JB laughed when I explained this to him a while back. I was telling him this in answer to his encouraging me to begin closing in the borders of what I’m saying yes to as I enter the third trimester. He’s a good man. He reminds me to prepare my body for birth, not just by exercising and eating well, but resting enough. He gives me permission to say no, which I don’t even realize I need until he’s advised me to say no to something, and I don’t feel like I can, even when I want to. “It sounds like all of this is leading to a heavy heart and an enormous checklist,” he told me. “It’s a form of legalism, really. To constantly wonder, ‘What is enough?’ Is sort of like saying, ‘what must I do to be saved?’ And once he said it, I knew he was right, by jove. “Remember, Jesus came to allow us to have a light step here. He’s not beating you up over the list of expectations. He didn’t design you to live to fulfill others’ expectations for you; that would be an impossibly heavy burden - and a moving target because those expectations would always be shifting. The list of things you actually need to do is far smaller than you are thinking.”
Which reminded me again of what Mama would say, that my first priorities are husband and children and church, then my immediate and extended family and the people where I live, beyond that. All else is a cherry on top. But there’s plenty to do in the sphere of where God has placed me. I forget that love is not always doing more, but having the ability to protect what lies closest within my borders, and being able to focus more, without guilt or second guessing the things right under my nose. In combat to that wave of nauseous fear and guilt of Not Doing Enough, this past week, I began saying aloud, as I would pick up Phin to give him a snack or cuddle, “You are in my realm to tend. I have perfect permission to take care of you.” Or in cooking, “I have permission to cook this meal without feeling guilty for not doing more for others.” Even if it sounds silly, it has been such a relief to recognize the things I’m called to, vs the vague heavy cloud of things I feel like I ought to be able to do. It’s a horrible feeling to disappoint (and in some cases hurt) people who expect more from you than you can give. But the freedom comes in knowing Jesus is truly enough, and He can take care of others’ lack, even when you cannot.

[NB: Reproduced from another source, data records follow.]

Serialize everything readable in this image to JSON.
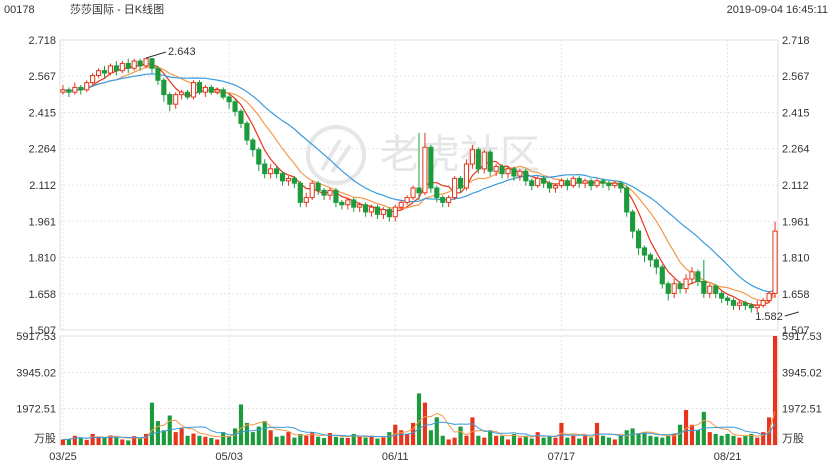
{
  "header": {
    "code": "00178",
    "name": "莎莎国际 - 日K线图",
    "datetime": "2019-09-04 16:45:11"
  },
  "watermark": "老虎社区",
  "colors": {
    "up": "#e8341c",
    "down": "#1c9b3c",
    "ma5": "#e8341c",
    "ma10": "#f29a4a",
    "ma20": "#3a9bdc",
    "grid": "#e5e5e5"
  },
  "chart_data": [
    {
      "type": "candlestick",
      "y_ticks": [
        "2.718",
        "2.567",
        "2.415",
        "2.264",
        "2.112",
        "1.961",
        "1.810",
        "1.658",
        "1.507"
      ],
      "y_tick_values": [
        2.718,
        2.567,
        2.415,
        2.264,
        2.112,
        1.961,
        1.81,
        1.658,
        1.507
      ],
      "ylim": [
        1.507,
        2.718
      ],
      "x_ticks": [
        {
          "label": "03/25",
          "index": 0
        },
        {
          "label": "05/03",
          "index": 28
        },
        {
          "label": "06/11",
          "index": 56
        },
        {
          "label": "07/17",
          "index": 84
        },
        {
          "label": "08/21",
          "index": 112
        }
      ],
      "annotations": [
        {
          "text": "2.643",
          "index": 14,
          "value": 2.643
        },
        {
          "text": "1.582",
          "index": 124,
          "value": 1.582
        }
      ],
      "lines": [
        "MA5",
        "MA10",
        "MA20"
      ],
      "candles": [
        [
          2.5,
          2.51,
          2.49,
          2.53
        ],
        [
          2.51,
          2.5,
          2.48,
          2.52
        ],
        [
          2.5,
          2.52,
          2.49,
          2.54
        ],
        [
          2.52,
          2.51,
          2.49,
          2.53
        ],
        [
          2.51,
          2.54,
          2.5,
          2.55
        ],
        [
          2.54,
          2.57,
          2.53,
          2.58
        ],
        [
          2.57,
          2.59,
          2.56,
          2.6
        ],
        [
          2.59,
          2.58,
          2.56,
          2.61
        ],
        [
          2.58,
          2.61,
          2.57,
          2.62
        ],
        [
          2.61,
          2.59,
          2.57,
          2.63
        ],
        [
          2.59,
          2.62,
          2.58,
          2.63
        ],
        [
          2.62,
          2.6,
          2.58,
          2.64
        ],
        [
          2.6,
          2.63,
          2.59,
          2.64
        ],
        [
          2.63,
          2.61,
          2.59,
          2.64
        ],
        [
          2.61,
          2.64,
          2.6,
          2.643
        ],
        [
          2.64,
          2.6,
          2.58,
          2.643
        ],
        [
          2.6,
          2.55,
          2.53,
          2.61
        ],
        [
          2.55,
          2.49,
          2.46,
          2.56
        ],
        [
          2.49,
          2.45,
          2.42,
          2.5
        ],
        [
          2.45,
          2.49,
          2.43,
          2.5
        ],
        [
          2.49,
          2.5,
          2.47,
          2.51
        ],
        [
          2.5,
          2.48,
          2.47,
          2.51
        ],
        [
          2.48,
          2.54,
          2.47,
          2.55
        ],
        [
          2.54,
          2.5,
          2.49,
          2.55
        ],
        [
          2.5,
          2.52,
          2.48,
          2.53
        ],
        [
          2.52,
          2.5,
          2.49,
          2.53
        ],
        [
          2.5,
          2.51,
          2.49,
          2.52
        ],
        [
          2.51,
          2.48,
          2.47,
          2.52
        ],
        [
          2.48,
          2.46,
          2.43,
          2.49
        ],
        [
          2.46,
          2.42,
          2.4,
          2.47
        ],
        [
          2.42,
          2.37,
          2.35,
          2.43
        ],
        [
          2.37,
          2.3,
          2.28,
          2.38
        ],
        [
          2.3,
          2.26,
          2.23,
          2.31
        ],
        [
          2.26,
          2.2,
          2.17,
          2.27
        ],
        [
          2.2,
          2.16,
          2.14,
          2.22
        ],
        [
          2.16,
          2.18,
          2.14,
          2.2
        ],
        [
          2.18,
          2.16,
          2.14,
          2.19
        ],
        [
          2.16,
          2.13,
          2.11,
          2.17
        ],
        [
          2.13,
          2.14,
          2.11,
          2.15
        ],
        [
          2.14,
          2.12,
          2.1,
          2.15
        ],
        [
          2.12,
          2.04,
          2.02,
          2.13
        ],
        [
          2.04,
          2.06,
          2.02,
          2.08
        ],
        [
          2.06,
          2.12,
          2.05,
          2.13
        ],
        [
          2.12,
          2.09,
          2.07,
          2.13
        ],
        [
          2.09,
          2.07,
          2.05,
          2.1
        ],
        [
          2.07,
          2.09,
          2.05,
          2.1
        ],
        [
          2.09,
          2.04,
          2.02,
          2.1
        ],
        [
          2.04,
          2.03,
          2.01,
          2.05
        ],
        [
          2.03,
          2.05,
          2.01,
          2.06
        ],
        [
          2.05,
          2.02,
          2.0,
          2.06
        ],
        [
          2.02,
          2.03,
          2.0,
          2.04
        ],
        [
          2.03,
          2.0,
          1.98,
          2.04
        ],
        [
          2.0,
          2.02,
          1.98,
          2.03
        ],
        [
          2.02,
          1.99,
          1.97,
          2.03
        ],
        [
          1.99,
          2.01,
          1.97,
          2.02
        ],
        [
          2.01,
          1.98,
          1.96,
          2.02
        ],
        [
          1.98,
          2.02,
          1.96,
          2.03
        ],
        [
          2.02,
          2.04,
          2.01,
          2.05
        ],
        [
          2.04,
          2.06,
          2.03,
          2.07
        ],
        [
          2.06,
          2.1,
          2.05,
          2.11
        ],
        [
          2.1,
          2.08,
          2.05,
          2.33
        ],
        [
          2.08,
          2.27,
          2.07,
          2.33
        ],
        [
          2.27,
          2.1,
          2.08,
          2.28
        ],
        [
          2.1,
          2.06,
          2.04,
          2.11
        ],
        [
          2.06,
          2.04,
          2.02,
          2.07
        ],
        [
          2.04,
          2.06,
          2.02,
          2.07
        ],
        [
          2.06,
          2.14,
          2.05,
          2.15
        ],
        [
          2.14,
          2.1,
          2.08,
          2.15
        ],
        [
          2.1,
          2.2,
          2.09,
          2.22
        ],
        [
          2.2,
          2.26,
          2.18,
          2.28
        ],
        [
          2.26,
          2.18,
          2.16,
          2.27
        ],
        [
          2.18,
          2.25,
          2.16,
          2.26
        ],
        [
          2.25,
          2.17,
          2.15,
          2.26
        ],
        [
          2.17,
          2.19,
          2.15,
          2.2
        ],
        [
          2.19,
          2.16,
          2.14,
          2.2
        ],
        [
          2.16,
          2.18,
          2.14,
          2.19
        ],
        [
          2.18,
          2.15,
          2.13,
          2.19
        ],
        [
          2.15,
          2.17,
          2.13,
          2.18
        ],
        [
          2.17,
          2.13,
          2.11,
          2.18
        ],
        [
          2.13,
          2.11,
          2.09,
          2.14
        ],
        [
          2.11,
          2.14,
          2.1,
          2.15
        ],
        [
          2.14,
          2.12,
          2.1,
          2.15
        ],
        [
          2.12,
          2.1,
          2.08,
          2.13
        ],
        [
          2.1,
          2.11,
          2.08,
          2.12
        ],
        [
          2.11,
          2.13,
          2.1,
          2.14
        ],
        [
          2.13,
          2.11,
          2.09,
          2.14
        ],
        [
          2.11,
          2.14,
          2.1,
          2.15
        ],
        [
          2.14,
          2.12,
          2.1,
          2.15
        ],
        [
          2.12,
          2.13,
          2.1,
          2.14
        ],
        [
          2.13,
          2.11,
          2.09,
          2.14
        ],
        [
          2.11,
          2.13,
          2.1,
          2.14
        ],
        [
          2.13,
          2.12,
          2.1,
          2.14
        ],
        [
          2.12,
          2.11,
          2.09,
          2.13
        ],
        [
          2.11,
          2.12,
          2.1,
          2.13
        ],
        [
          2.12,
          2.1,
          2.08,
          2.13
        ],
        [
          2.1,
          2.0,
          1.98,
          2.11
        ],
        [
          2.0,
          1.92,
          1.89,
          2.01
        ],
        [
          1.92,
          1.85,
          1.82,
          1.93
        ],
        [
          1.85,
          1.82,
          1.79,
          1.86
        ],
        [
          1.82,
          1.8,
          1.77,
          1.83
        ],
        [
          1.8,
          1.77,
          1.74,
          1.81
        ],
        [
          1.77,
          1.7,
          1.68,
          1.78
        ],
        [
          1.7,
          1.66,
          1.63,
          1.71
        ],
        [
          1.66,
          1.7,
          1.64,
          1.72
        ],
        [
          1.7,
          1.68,
          1.66,
          1.71
        ],
        [
          1.68,
          1.72,
          1.66,
          1.74
        ],
        [
          1.72,
          1.75,
          1.7,
          1.77
        ],
        [
          1.75,
          1.71,
          1.69,
          1.76
        ],
        [
          1.71,
          1.66,
          1.64,
          1.8
        ],
        [
          1.66,
          1.69,
          1.64,
          1.7
        ],
        [
          1.69,
          1.66,
          1.64,
          1.7
        ],
        [
          1.66,
          1.64,
          1.62,
          1.67
        ],
        [
          1.64,
          1.63,
          1.61,
          1.65
        ],
        [
          1.63,
          1.61,
          1.59,
          1.64
        ],
        [
          1.61,
          1.62,
          1.59,
          1.63
        ],
        [
          1.62,
          1.61,
          1.59,
          1.63
        ],
        [
          1.61,
          1.6,
          1.58,
          1.62
        ],
        [
          1.6,
          1.61,
          1.58,
          1.63
        ],
        [
          1.61,
          1.63,
          1.6,
          1.64
        ],
        [
          1.63,
          1.66,
          1.62,
          1.67
        ],
        [
          1.66,
          1.92,
          1.64,
          1.96
        ]
      ]
    },
    {
      "type": "bar",
      "title": "",
      "ylabel": "万股",
      "y_ticks": [
        "5917.53",
        "3945.02",
        "1972.51"
      ],
      "y_tick_values": [
        5917.53,
        3945.02,
        1972.51
      ],
      "ylim": [
        0,
        5917.53
      ],
      "volumes": [
        300,
        320,
        500,
        420,
        280,
        600,
        450,
        380,
        520,
        400,
        300,
        250,
        480,
        350,
        600,
        2300,
        1300,
        800,
        1600,
        700,
        900,
        500,
        620,
        500,
        450,
        380,
        300,
        700,
        450,
        900,
        2200,
        1200,
        700,
        1000,
        1300,
        800,
        450,
        500,
        700,
        400,
        600,
        500,
        700,
        450,
        380,
        650,
        450,
        400,
        380,
        600,
        450,
        400,
        500,
        350,
        400,
        700,
        1100,
        800,
        600,
        1200,
        2800,
        2300,
        800,
        1500,
        500,
        300,
        400,
        1000,
        500,
        1500,
        500,
        400,
        800,
        500,
        500,
        300,
        600,
        400,
        500,
        350,
        700,
        400,
        500,
        400,
        1200,
        400,
        500,
        350,
        500,
        400,
        1200,
        500,
        400,
        300,
        500,
        800,
        900,
        600,
        700,
        500,
        450,
        400,
        500,
        600,
        1100,
        1900,
        1100,
        800,
        1800,
        700,
        600,
        500,
        600,
        500,
        400,
        500,
        600,
        400,
        700,
        1500,
        5917
      ]
    }
  ]
}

But that’s part of the enemy’s tactic. To simply laden you down with condemnation however he can, when the truth is, even when there’s something we need to actually repent over (and there is, each and every day), He accepts our confession, and cleanses us. He’s not disappointed and measuring us by the legalistic stick we enjoy beating ourselves up with. He tells us clearly, “There is therefore now, No Condemnation to them which are in Christ Jesus.” And honestly, it’s just more easy for our flesh to continue wallowing in guilt than it is to reach up in faith and believe exactly that: I am not condemned. I am justified in the sight of God. He covers each and every oversight, mistake, shortcoming and deliberate sin.
If that is not reason to live in hope and walk with a Light Step, I don’t know what is. Thank you, Lord, for your unspeakable gift.